Cyberdjihadisme : baisse de la propagande et réorganistion

L’Etat islamique (EI) et Al Qaïda (AQ), principales organisations terroristes, diffusent plutôt leurs messages vers les petites plateformes et les réseaux chiffrés, pour des raisons financières et de « neutralisation » de leurs comptes sur les grands réseaux sociaux.

Cela ressort d’un rapport publié en mai 2019 par le ministère de l’Intérieur (Délégation aux industries de sécurité et à la lutte contre les cybermenaces). L’EI et AQ utilisent les mêmes codes et protocoles de diffusion de propagande terroriste sur internet, à savoir le « web 2.0 » (interactivité alliant complexification de la technologie et simplicité d’utilisation), les applications mobiles et les réseaux sociaux. Ils visent des objectifs similaires : propagande idéologique et recrutement ; financement ; plateforme opérationnelle ; revendication.
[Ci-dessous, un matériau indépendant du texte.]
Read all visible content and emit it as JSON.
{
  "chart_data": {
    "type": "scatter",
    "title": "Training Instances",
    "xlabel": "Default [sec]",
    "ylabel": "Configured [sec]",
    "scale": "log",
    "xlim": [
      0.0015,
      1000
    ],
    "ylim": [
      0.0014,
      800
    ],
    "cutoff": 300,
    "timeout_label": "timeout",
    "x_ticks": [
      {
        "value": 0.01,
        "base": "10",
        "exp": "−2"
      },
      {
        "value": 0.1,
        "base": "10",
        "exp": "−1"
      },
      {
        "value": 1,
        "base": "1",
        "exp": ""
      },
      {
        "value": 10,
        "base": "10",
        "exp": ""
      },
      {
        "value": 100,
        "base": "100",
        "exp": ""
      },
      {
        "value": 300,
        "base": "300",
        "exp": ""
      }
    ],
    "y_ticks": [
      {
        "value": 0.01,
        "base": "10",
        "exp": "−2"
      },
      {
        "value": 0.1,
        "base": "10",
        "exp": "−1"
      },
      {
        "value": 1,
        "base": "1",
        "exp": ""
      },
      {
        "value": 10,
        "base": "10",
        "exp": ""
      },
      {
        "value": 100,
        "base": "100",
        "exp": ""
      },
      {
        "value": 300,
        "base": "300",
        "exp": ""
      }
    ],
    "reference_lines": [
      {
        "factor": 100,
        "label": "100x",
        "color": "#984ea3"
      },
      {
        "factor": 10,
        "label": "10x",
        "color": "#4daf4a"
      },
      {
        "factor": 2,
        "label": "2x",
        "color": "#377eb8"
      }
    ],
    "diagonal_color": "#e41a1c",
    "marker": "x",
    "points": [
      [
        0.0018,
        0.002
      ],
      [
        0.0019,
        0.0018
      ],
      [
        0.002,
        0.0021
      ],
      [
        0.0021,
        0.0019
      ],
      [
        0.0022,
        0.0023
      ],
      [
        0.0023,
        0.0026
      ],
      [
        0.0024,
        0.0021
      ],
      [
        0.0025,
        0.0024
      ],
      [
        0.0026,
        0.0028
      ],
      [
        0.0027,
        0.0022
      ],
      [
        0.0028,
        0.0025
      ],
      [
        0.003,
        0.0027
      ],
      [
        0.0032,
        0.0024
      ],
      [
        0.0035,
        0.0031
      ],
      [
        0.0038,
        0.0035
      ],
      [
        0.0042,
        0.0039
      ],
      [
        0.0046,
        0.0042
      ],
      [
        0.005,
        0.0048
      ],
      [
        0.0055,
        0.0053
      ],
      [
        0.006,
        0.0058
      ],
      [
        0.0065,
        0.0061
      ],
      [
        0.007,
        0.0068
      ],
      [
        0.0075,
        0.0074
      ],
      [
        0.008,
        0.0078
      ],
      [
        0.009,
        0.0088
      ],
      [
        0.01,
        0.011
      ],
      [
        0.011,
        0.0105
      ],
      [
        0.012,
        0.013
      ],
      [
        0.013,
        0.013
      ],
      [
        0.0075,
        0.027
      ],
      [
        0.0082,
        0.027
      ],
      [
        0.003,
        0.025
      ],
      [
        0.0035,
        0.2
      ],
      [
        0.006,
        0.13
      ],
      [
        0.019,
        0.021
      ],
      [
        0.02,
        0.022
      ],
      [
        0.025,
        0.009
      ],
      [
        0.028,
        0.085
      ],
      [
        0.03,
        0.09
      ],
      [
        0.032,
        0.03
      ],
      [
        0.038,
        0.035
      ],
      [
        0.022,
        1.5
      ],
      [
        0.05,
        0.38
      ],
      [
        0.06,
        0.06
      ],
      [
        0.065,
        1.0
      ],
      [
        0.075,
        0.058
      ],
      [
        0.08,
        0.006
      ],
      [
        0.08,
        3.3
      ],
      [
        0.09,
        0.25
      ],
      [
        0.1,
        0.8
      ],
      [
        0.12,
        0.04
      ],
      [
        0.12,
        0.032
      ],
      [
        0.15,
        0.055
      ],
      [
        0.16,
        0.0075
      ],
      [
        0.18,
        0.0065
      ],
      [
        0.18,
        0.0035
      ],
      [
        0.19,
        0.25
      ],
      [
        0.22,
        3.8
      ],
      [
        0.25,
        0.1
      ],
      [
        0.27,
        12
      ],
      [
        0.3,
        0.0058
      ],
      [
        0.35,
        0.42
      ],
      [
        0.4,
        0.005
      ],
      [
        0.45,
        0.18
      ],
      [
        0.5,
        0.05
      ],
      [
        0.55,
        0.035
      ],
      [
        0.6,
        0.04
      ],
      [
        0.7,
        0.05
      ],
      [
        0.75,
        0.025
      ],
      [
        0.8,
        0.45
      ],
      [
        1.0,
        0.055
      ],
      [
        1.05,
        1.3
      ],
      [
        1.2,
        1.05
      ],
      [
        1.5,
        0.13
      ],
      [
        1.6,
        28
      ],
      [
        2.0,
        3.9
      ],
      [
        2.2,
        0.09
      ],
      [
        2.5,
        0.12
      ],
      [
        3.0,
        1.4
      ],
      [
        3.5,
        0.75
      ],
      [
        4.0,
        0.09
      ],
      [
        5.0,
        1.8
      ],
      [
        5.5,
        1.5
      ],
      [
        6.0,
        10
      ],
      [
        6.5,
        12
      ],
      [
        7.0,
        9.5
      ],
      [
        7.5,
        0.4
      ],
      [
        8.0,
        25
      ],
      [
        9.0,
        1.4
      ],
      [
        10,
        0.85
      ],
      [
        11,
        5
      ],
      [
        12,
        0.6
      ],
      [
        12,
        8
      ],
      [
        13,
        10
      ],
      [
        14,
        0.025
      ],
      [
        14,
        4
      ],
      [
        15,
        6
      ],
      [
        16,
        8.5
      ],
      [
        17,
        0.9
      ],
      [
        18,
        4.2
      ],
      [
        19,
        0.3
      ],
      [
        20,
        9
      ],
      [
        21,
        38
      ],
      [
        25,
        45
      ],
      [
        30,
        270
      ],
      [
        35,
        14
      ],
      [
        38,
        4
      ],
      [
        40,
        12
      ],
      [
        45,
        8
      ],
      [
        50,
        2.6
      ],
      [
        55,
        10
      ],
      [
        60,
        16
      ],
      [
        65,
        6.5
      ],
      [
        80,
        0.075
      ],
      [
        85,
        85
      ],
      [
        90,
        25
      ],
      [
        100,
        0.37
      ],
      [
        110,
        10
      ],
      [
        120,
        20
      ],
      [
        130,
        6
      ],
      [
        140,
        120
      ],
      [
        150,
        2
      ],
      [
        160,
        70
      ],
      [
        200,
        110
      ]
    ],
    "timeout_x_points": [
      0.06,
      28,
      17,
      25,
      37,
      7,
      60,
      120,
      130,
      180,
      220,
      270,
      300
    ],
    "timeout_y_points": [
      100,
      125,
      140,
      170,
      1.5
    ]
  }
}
Le réseau global de l’EI. La propagande de l’EI à destination de la mouvance occidentale s’est dégradée en termes de qualité et de quantité. Les vidéos de mise en scène de djihadistes francophones depuis la zone syro-irakienne, qu’il contrôlait, ont disparu depuis le second semestre 2017. La perte de son territoire et de nombreuses infrastructures a conduit à une baisse de production de contenus de propagande sur ses organes officiels Nashir News et Amaq. Le magazine Rumiyah a cessé de paraître en 2017. Cependant, le bulletin en pdf Al Naba et les bulletins quotidiens de la radio Al Bayan continuent leur diffusion. Le groupe sympathisant Fursan Upload présente de nouveaux contenus sur plusieurs canaux du réseau chiffré « Telegram » et différents services d’hébergement, dont le « cloud ». Les anciennes productions perdurent, grâce à des services de copie et de sauvegarde. Telegram demeure le premier vecteur de l’EI pour la publicité et de stockage de nouvelles parutions. Par ailleurs, les sympathisants de l’EI ont exprimé leur volonté d’acheter les outils et les services nécessaires à des cyberattaques par les « volontaires en ligne ». Mais leurs capacités offensives internes semblent limitées et guère organisées. En mars 2018, l’EI a tenté, sans succès, de monter le réseau social « Muslim’s Network ». Le recours aux monnaies virtuelles pour financer des attaques terroristes reste marginal.

La mouvance AQ. L’organisation AQ regroupe également d’autres entités, dont AQMI (Maghreb), AQPA (péninsule arabique), AQSI (Sinaï) et Al-Shebbaab (Somalie). Elle dispose des organes de propagande GIMF, Sahab M.dia, Al Malahem et Al Fustaat ainsi que de services de traduction et utilise aussi Telegram. En outre, elle publie régulièrement des infographies de menaces, lors des fêtes religieuses et des événements de société (« gilets jaunes ») ou sportifs (coupe du monde).

 « Pharos » à la rescousse. Le ministère de l’Intérieur a ouvert sur internet le portail « Pharos », permettant de signaler des contenus illicites, notamment la propagande islamiste. Cette plateforme a recueilli 4.550 signalements de contenus à caractère terroriste ou en faisant l’apologie en 2018, contre 6.750 en 2017 et 11.400 en 2016. Elle a transmis : 12.100 demandes de retrait pour les contenus à caractère terroriste, contre 30.634 en 2017 ; 4.877 demandes de « déréférencement » ; 51 demandes de blocage. Depuis le 28 février 2018, elle dispose d’un relais européen, via une connexion avec l’application IRMa d’Europol. Les échanges de données portent sur les transmissions d’adresses URL de contenus terroristes passibles d’un retrait. Au 31 décembre 2018, Pharos a ainsi transmis, à Europol, 69.937 contenus à caractère terroriste.